Faculty recognized for distinguished honor at national conference

Arlene Schmid and Aaron Eakman with recognition plaquesStory by Emily Bord

Great accomplishments deserve great recognition. For occupational therapists specializing in research, service and outreach, being recognized by the American Occupational Therapy Association is a significant acknowledgement and an honorable accomplishment. Because of their hard work and outstanding achievements, Aaron Eakman and Arlene Schmid were recognized at this year’s AOTA conference and were both added to the Roster of Fellows of the association.

Aaron Eakman, PhD, OTR/L, FAOTA

Eakman, associate professor in occupational therapy at Colorado State University, has demonstrated his commitment to advancing the field of occupational therapy through his extensive research and clinical work examining occupation and wellbeing. He has created comprehensive measurement tools, has worked collaboratively with colleagues across the nation and abroad and applied his work to supporting post-9/11 veterans with traumatic brain injury, posttraumatic stress and depression. He was named a Fellow of the AOTA because of his commitment to quality research, teaching and service. He advises master’s and Ph.D. candidates within the department and is a research scientist with CSU’s Center for Meaning and Purpose. He also collaborates with the Center for Community Partnerships where he conducts research on the effectiveness of occupational therapy-led cognitive behavioral therapy for insomnia. Through his work he has helped many post-9/11 veterans succeed in community and campus life.

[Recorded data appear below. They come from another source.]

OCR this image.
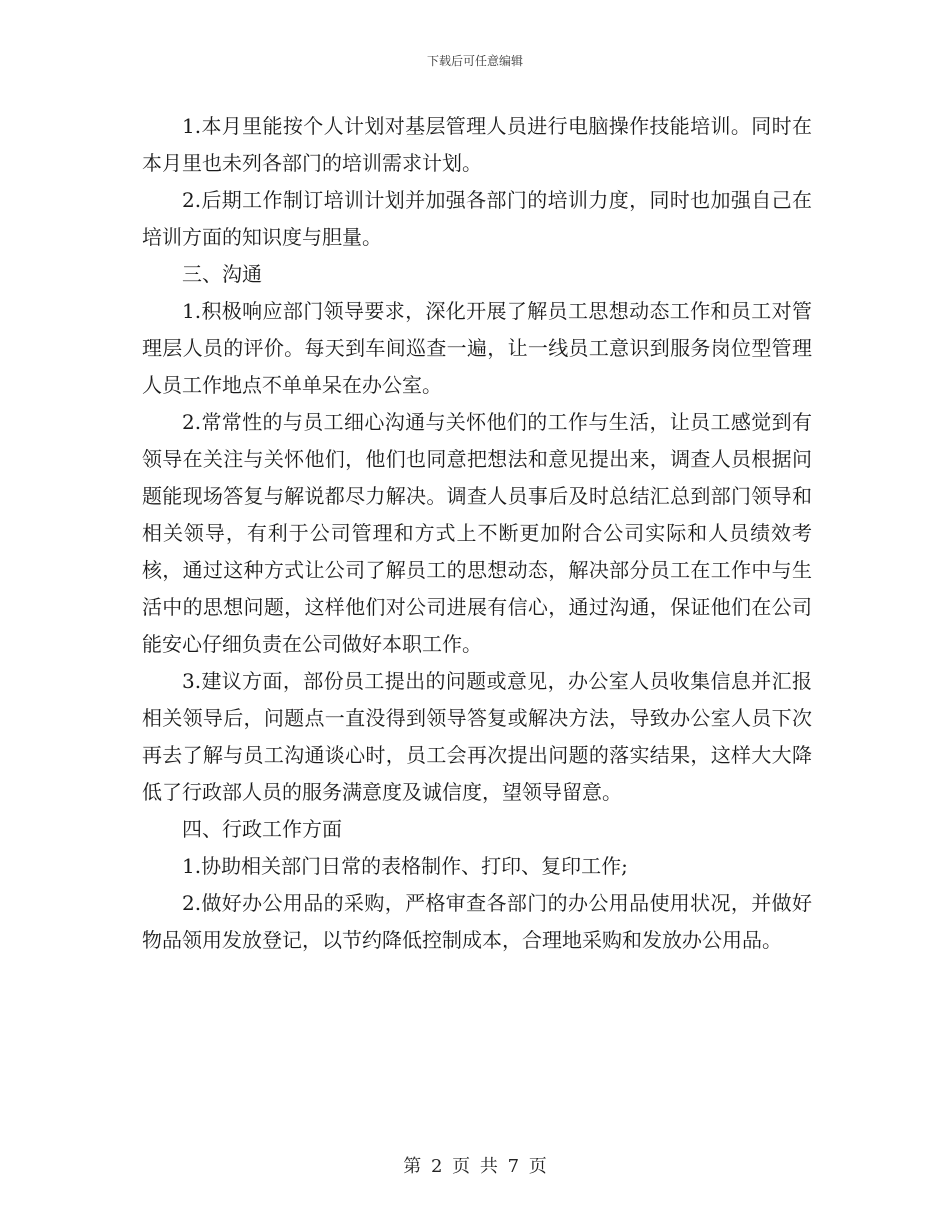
下载后可任意编辑

1.本月里能按个人计划对基层管理人员进行电脑操作技能培训。同时在本月里也未列各部门的培训需求计划。

2.后期工作制订培训计划并加强各部门的培训力度，同时也加强自己在培训方面的知识度与胆量。

三、沟通

1.积极响应部门领导要求，深化开展了解员工思想动态工作和员工对管理层人员的评价。每天到车间巡查一遍，让一线员工意识到服务岗位型管理人员工作地点不单单呆在办公室。

2.常常性的与员工细心沟通与关怀他们的工作与生活，让员工感觉到有领导在关注与关怀他们，他们也同意把想法和意见提出来，调查人员根据问题能现场答复与解说都尽力解决。调查人员事后及时总结汇总到部门领导和相关领导，有利于公司管理和方式上不断更加附合公司实际和人员绩效考核，通过这种方式让公司了解员工的思想动态，解决部分员工在工作中与生活中的思想问题，这样他们对公司进展有信心，通过沟通，保证他们在公司能安心仔细负责在公司做好本职工作。

3.建议方面，部份员工提出的问题或意见，办公室人员收集信息并汇报相关领导后，问题点一直没得到领导答复或解决方法，导致办公室人员下次再去了解与员工沟通谈心时，员工会再次提出问题的落实结果，这样大大降低了行政部人员的服务满意度及诚信度，望领导留意。

四、行政工作方面

1.协助相关部门日常的表格制作、打印、复印工作;

2.做好办公用品的采购，严格审查各部门的办公用品使用状况，并做好物品领用发放登记，以节约降低控制成本，合理地采购和发放办公用品。

第 2 页 共 7 页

Arlene A. Schmid, PhD, OTR, FAOTA, RYT-200

Schmid, associate professor in occupational therapy at CSU, was named a Fellow of the AOTA because of her dedication to research, education and service. Her quality and innovative work on chronic conditions such as stroke, breast cancer, pain, diabetes and Alzheimer’s disease have impacted best practice within the profession of occupational therapy as well as best practice outside the field. Schmid is largely known for her work with yoga in occupational therapy which she began exploring in 2008. Her research into the effectiveness of yoga in occupational therapy has led to published articles, a book, passionate speeches and presentations. This year Schmid was a keynote speaker at the International Association of Yoga Therapists conference. She will also be a speaker at other international yoga conferences. Besides research, Schmid has excelled as a mentor for master’s and Ph.D. candidates at CSU, has worked with practitioners within the community to create comprehensive yoga interventions and has positively changed the lives of many people suffering from chronic conditions.

“We are extremely proud of their accomplishments that led to their induction as Fellows of the American Occupational Therapy Association,” shared Anita Bundy, department head. Eakman and Schmid join five other faculty in the department who share the FAOTA designation: Patti Davies, Barb Hooper, Patty Stutz-Tanenbaum, Wendy Wood and Anita Bundy.

The Department of Occupational Therapy is part of CSU’s College of Health and Human Sciences.